The problem with Interior Design is a lot many people confuse it with Interior Decoration. While the former refers to designing an entire living space from scratch, the latter refers to decorating an existent living space with added furniture and upholstery. Interior Design is indeed a science that is bound by its own elements and principles and yes, it is not as simple as one imagines it to be! Generally interior designers go by the rule book that states that ‘There are 5 elements and 7 principles of Interior Design’.
We are going to cover all the 5 elements of interior design in this article, followed by an article explaining all the 7 principles. Let’s begin!
Space is one of the most important elements of interior design. Space acts as a foundation on which the entire interior design plan is built. Hence it is essential that the designer is well aware of the space available, its dimensions and its utilities. Space is divided into two types namely – Two Dimensional Space which covers the floor (includes length and width) and Three Dimensional Space which forms the living space (includes length, width and height). A space that is essentially filled with furniture/décor items is a Positive Space and an empty space is a Negative Space.
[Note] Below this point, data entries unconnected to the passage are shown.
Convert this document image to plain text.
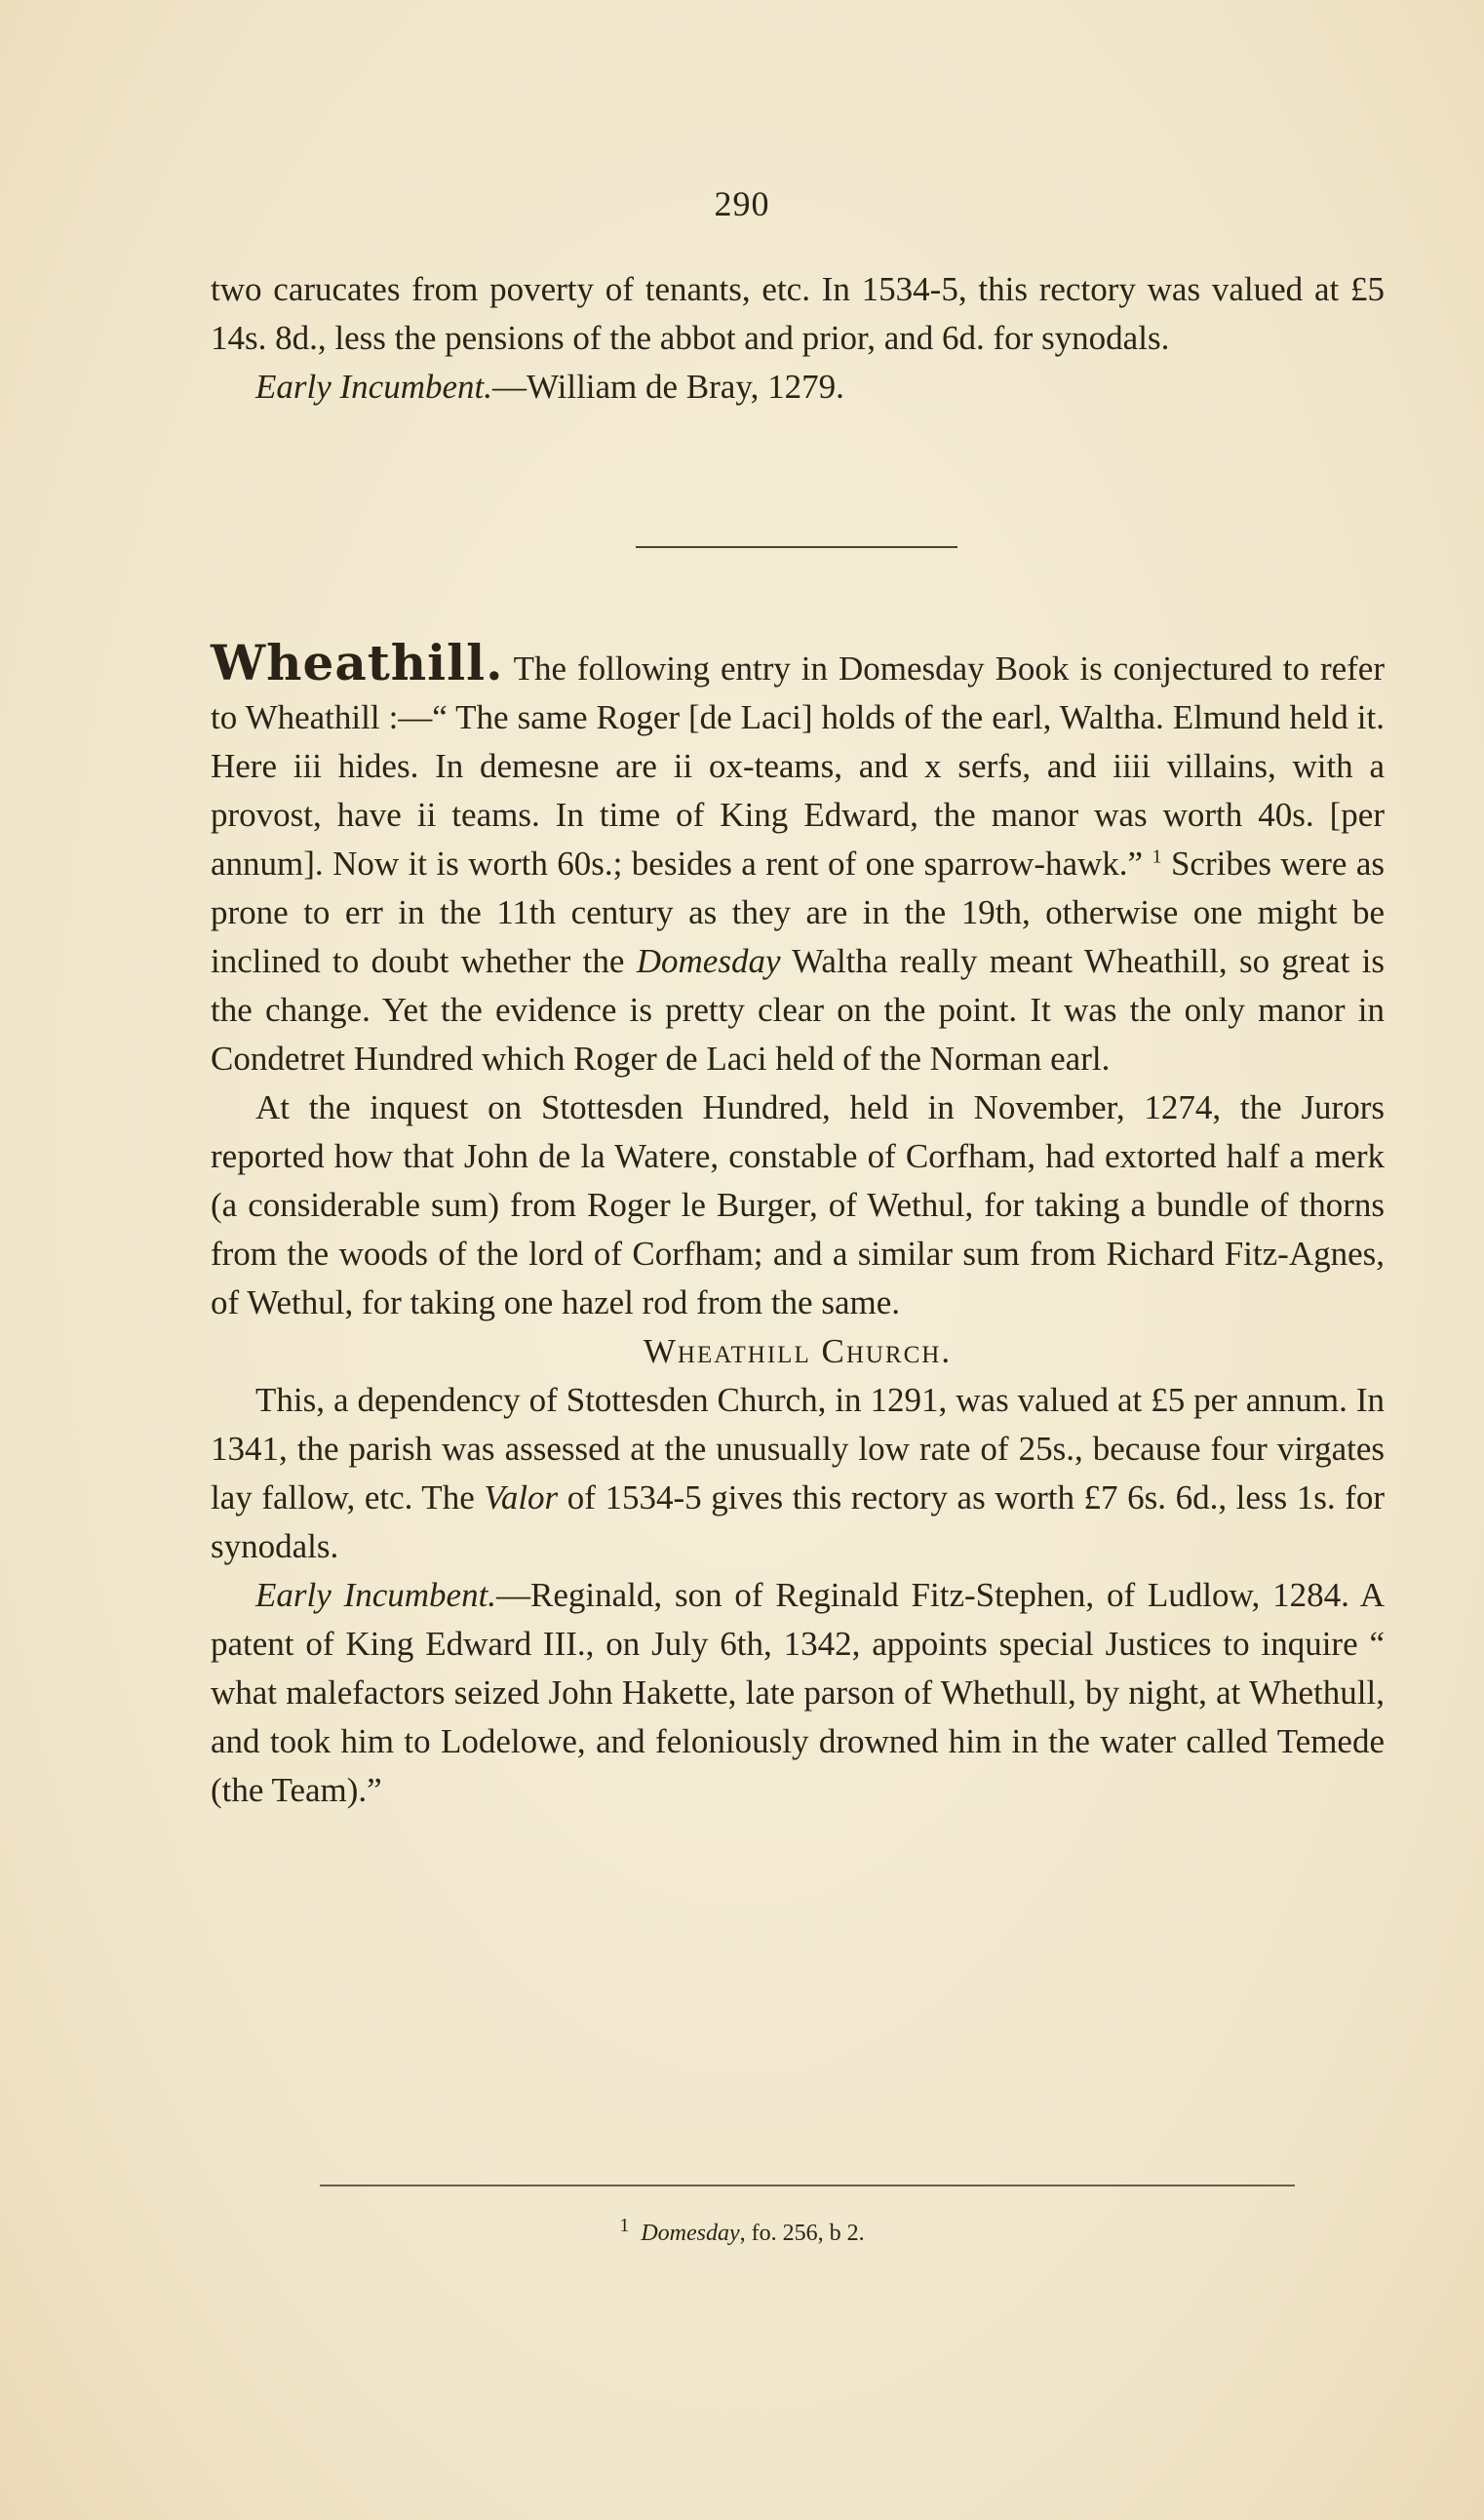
290

two carucates from poverty of tenants, etc. In 1534-5, this rectory was valued at £5 14s. 8d., less the pensions of the abbot and prior, and 6d. for synodals.

Early Incumbent.—William de Bray, 1279.

Wheathill. The following entry in Domesday Book is conjectured to refer to Wheathill :—“ The same Roger [de Laci] holds of the earl, Waltha. Elmund held it. Here iii hides. In demesne are ii ox-teams, and x serfs, and iiii villains, with a provost, have ii teams. In time of King Edward, the manor was worth 40s. [per annum]. Now it is worth 60s.; besides a rent of one sparrow-hawk.” $^1$ Scribes were as prone to err in the 11th century as they are in the 19th, otherwise one might be inclined to doubt whether the Domesday Waltha really meant Wheathill, so great is the change. Yet the evidence is pretty clear on the point. It was the only manor in Condetret Hundred which Roger de Laci held of the Norman earl.

At the inquest on Stottesden Hundred, held in November, 1274, the Jurors reported how that John de la Watere, constable of Corfham, had extorted half a merk (a considerable sum) from Roger le Burger, of Wethul, for taking a bundle of thorns from the woods of the lord of Corfham; and a similar sum from Richard Fitz-Agnes, of Wethul, for taking one hazel rod from the same.

Wheathill Church.

This, a dependency of Stottesden Church, in 1291, was valued at £5 per annum. In 1341, the parish was assessed at the unusually low rate of 25s., because four virgates lay fallow, etc. The Valor of 1534-5 gives this rectory as worth £7 6s. 6d., less 1s. for synodals.

Early Incumbent.—Reginald, son of Reginald Fitz-Stephen, of Ludlow, 1284. A patent of King Edward III., on July 6th, 1342, appoints special Justices to inquire “ what malefactors seized John Hakette, late parson of Whethull, by night, at Whethull, and took him to Lodelowe, and feloniously drowned him in the water called Temede (the Team).”

$^1$ Domesday, fo. 256, b 2.
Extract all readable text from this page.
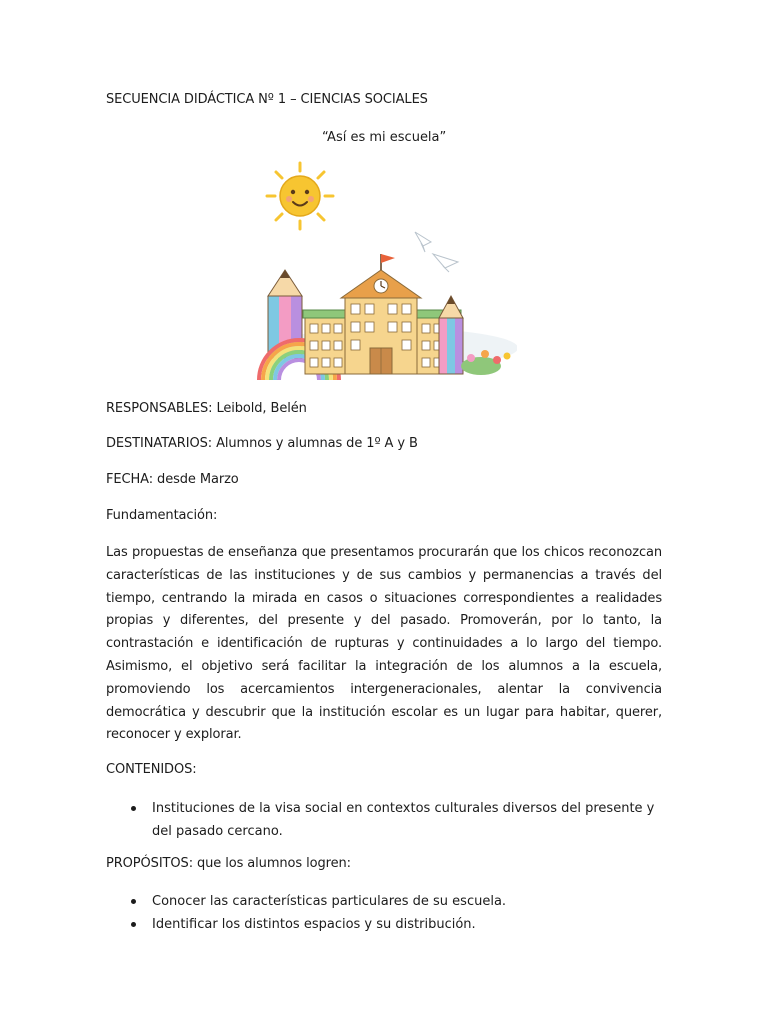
SECUENCIA DIDÁCTICA Nº 1 – CIENCIAS SOCIALES
“Así es mi escuela”
RESPONSABLES: Leibold, Belén
DESTINATARIOS: Alumnos y alumnas de 1º A y B
FECHA: desde Marzo
Fundamentación:

Las propuestas de enseñanza que presentamos procurarán que los chicos reconozcan características de las instituciones y de sus cambios y permanencias a través del tiempo, centrando la mirada en casos o situaciones correspondientes a realidades propias y diferentes, del presente y del pasado. Promoverán, por lo tanto, la contrastación e identificación de rupturas y continuidades a lo largo del tiempo. Asimismo, el objetivo será facilitar la integración de los alumnos a la escuela, promoviendo los acercamientos intergeneracionales, alentar la convivencia democrática y descubrir que la institución escolar es un lugar para habitar, querer, reconocer y explorar.

CONTENIDOS:
Instituciones de la visa social en contextos culturales diversos del presente y del pasado cercano.
PROPÓSITOS: que los alumnos logren:
Conocer las características particulares de su escuela.
Identificar los distintos espacios y su distribución.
An equilibrium has to be maintained between the positive and negative spaces and either overcrowding or skimping on the furniture/décor items is going to affect this equilibrium.
Lines give birth to forms and shapes and are responsible for establishing a sense of harmony, contrast and unity (3 of the 7 principles) in a living space. They define shapes and act as visual guides of an interior space. Lines are broadly categorized into three types – Horizontal, Vertical and Dynamic. While horizontal lines adorn structures likes tables, chairs and beds, vertical lines can be found on windows, doorways and almirahs. While horizontal lines add a safe and secure feeling to the space, vertical lines emote free and expansive nature. Dynamic or angular lines, which are action oriented add drama and can be seen on structures like stairs. An interior designer must know how to utilize these lines to define the forms, another important interior design element.
Forms mean shapes in general, an outline of any three dimensional object in the space. Forms can be created by combining two or more shapes and can be accentuated with the help of other elements like texture, patterns and colors. A well-defined form establishes harmony and additional forms add balance to the space. There are two types of forms – Geometric (man-made) and Natural (organic). Also forms are categorized as open and closed; open forms are those that can be looked into and closed forms are those that are enclosed by a closed surface. A solid understanding of the above mentioned elements i.e. space and line is required to achieve a goof form.
Light is one of the most obvious elements of interior design. Either natural or man-made, without light other elements namely color, texture and pattern have no significance at all. Light sets in the mood and ambience into a living space and highlights the every other element including space, line and forms. While smart placement of doors and windows should take care of the natural light, man-made or artificial lighting is broadly divided into three major types namely – Task Lighting, Accent Lighting and Mood Lighting. Task light as the name implies, includes light sources like table and bed lamps which have a defined purpose, dedicated for a specific task. Accent lights are meant for highlighting a particular piece or show item like artworks, structures, sculptures and so on. Mood or ambient lighting basically set the mood of the living space and illuminate the overall space.
Colors don’t need any special introduction. Colors establish an aesthetic connection between objects and set the mood. Colors must be chosen based on the psychology and the mindset of the dweller. For example, red is an excellent choice for dining room as it encourages appetite and green for bedroom as it is the color of tranquility and health. Each color has three distinct characteristics namely Hue, Value and Intensity, and an interior designer must be well aware of these characteristics to perform various permutations and combinations. Colors are broadly classified into Primary and Secondary colors and also sub-categorized into Tertiary, Complementary, Analogous and Monochromatic colors.